Enfin, les retrouvailles et les conversations avec mes collègues experts ont rythmé ces deux jours. Elles m’ont permis de mieux comprendre l’ADN de cette belle mécanique qu’est l’APM à laquelle j’appartiens depuis le début de l’année. Une alchimie faite de rigueur et de liberté, d’exigence et de bienveillance. Merci à Sylvere Caron 🎤 , Enoch EFFAH , Tony Chapron , pour ces moments partagés.
Je comprends mieux, désormais, pourquoi l’APM suscite une telle fierté et un si fort sentiment d’appartenance. Je repars, nourrie par tout ce que j’ai reçu : de l’intelligence, de la générosité, de la bienveillance.
Une énergie qui me met en mouvement, plus que jamais. Celle de faire découvrir une Afrique vivace, vivante, plurielle.
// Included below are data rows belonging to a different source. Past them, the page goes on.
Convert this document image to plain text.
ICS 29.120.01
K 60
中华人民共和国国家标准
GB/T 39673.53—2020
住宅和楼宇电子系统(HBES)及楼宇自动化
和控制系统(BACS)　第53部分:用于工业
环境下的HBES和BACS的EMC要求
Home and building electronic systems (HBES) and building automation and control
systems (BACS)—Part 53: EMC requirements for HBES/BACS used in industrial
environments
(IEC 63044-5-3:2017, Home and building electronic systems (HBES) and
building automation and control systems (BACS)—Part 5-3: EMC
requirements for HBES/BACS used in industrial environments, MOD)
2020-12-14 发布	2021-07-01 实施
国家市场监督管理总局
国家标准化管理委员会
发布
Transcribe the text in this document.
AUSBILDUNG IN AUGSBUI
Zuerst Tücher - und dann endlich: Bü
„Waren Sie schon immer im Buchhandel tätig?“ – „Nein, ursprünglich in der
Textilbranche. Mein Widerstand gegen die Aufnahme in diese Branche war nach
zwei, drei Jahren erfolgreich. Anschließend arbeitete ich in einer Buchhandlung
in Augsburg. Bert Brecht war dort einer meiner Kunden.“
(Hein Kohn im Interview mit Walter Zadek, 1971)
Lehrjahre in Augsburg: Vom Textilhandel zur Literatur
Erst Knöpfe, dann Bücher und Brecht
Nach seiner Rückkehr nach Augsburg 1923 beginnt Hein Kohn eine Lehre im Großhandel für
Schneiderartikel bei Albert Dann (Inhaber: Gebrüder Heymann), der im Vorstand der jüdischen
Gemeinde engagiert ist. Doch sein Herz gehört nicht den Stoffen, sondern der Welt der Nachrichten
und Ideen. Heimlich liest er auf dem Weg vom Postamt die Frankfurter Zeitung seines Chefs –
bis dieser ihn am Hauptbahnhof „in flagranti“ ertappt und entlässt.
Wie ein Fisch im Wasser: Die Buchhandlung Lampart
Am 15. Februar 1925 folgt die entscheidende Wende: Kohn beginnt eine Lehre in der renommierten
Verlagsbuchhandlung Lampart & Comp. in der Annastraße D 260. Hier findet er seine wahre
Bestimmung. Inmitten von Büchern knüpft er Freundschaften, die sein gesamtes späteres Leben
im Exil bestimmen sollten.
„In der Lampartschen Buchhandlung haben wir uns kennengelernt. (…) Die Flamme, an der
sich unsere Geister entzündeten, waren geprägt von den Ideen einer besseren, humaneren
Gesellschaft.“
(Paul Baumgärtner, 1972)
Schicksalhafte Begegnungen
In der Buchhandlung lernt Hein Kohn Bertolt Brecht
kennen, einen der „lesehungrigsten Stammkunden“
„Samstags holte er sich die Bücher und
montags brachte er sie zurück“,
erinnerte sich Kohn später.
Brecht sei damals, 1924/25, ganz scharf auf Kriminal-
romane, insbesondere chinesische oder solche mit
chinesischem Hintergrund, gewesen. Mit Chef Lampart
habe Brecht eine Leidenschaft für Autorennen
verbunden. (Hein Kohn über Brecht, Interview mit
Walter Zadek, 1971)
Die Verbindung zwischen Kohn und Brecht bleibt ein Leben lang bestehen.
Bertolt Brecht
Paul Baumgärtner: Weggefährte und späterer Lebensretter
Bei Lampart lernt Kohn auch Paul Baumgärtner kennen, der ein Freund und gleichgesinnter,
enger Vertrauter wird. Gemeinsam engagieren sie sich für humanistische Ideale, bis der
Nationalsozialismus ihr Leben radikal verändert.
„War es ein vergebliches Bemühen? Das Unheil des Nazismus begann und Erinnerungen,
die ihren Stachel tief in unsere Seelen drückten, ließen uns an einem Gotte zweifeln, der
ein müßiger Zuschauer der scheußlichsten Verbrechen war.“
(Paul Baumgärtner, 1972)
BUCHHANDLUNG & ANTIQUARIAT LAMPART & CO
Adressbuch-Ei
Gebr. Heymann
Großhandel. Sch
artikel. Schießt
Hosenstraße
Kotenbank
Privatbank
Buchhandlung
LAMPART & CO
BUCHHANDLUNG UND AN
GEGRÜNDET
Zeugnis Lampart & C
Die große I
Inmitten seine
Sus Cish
Une Afrique qui a tant à nous apprendre, surtout dans ce monde qui change.
Ces deux jours me ramènent à un échange avec l’anthropologue-architecte Semané Koffi, lors d’un Campus UNESCO que j’animais en pleine période de COVID. À un moment, il m’a posé une question simple : quelle est, selon vous, la première invention de l’homme ? J’ai répondu spontanément : le feu, les outils, les armes… Il m’a arrêté avec un sourire. Non, m’a-t-il dit. La première invention, c’est le groupe. C’est la famille. Surprenant, non ? Avec le recul, je crois qu’il avait profondément raison.
P.S : Christine Jubin, Olga Spetebroot - Ouédraogo, j’ai pu mesurer, de manière très concrète, tout ce que vous m’aviez partagé lors de nos premières rencontres. Merci pour votre accompagnement.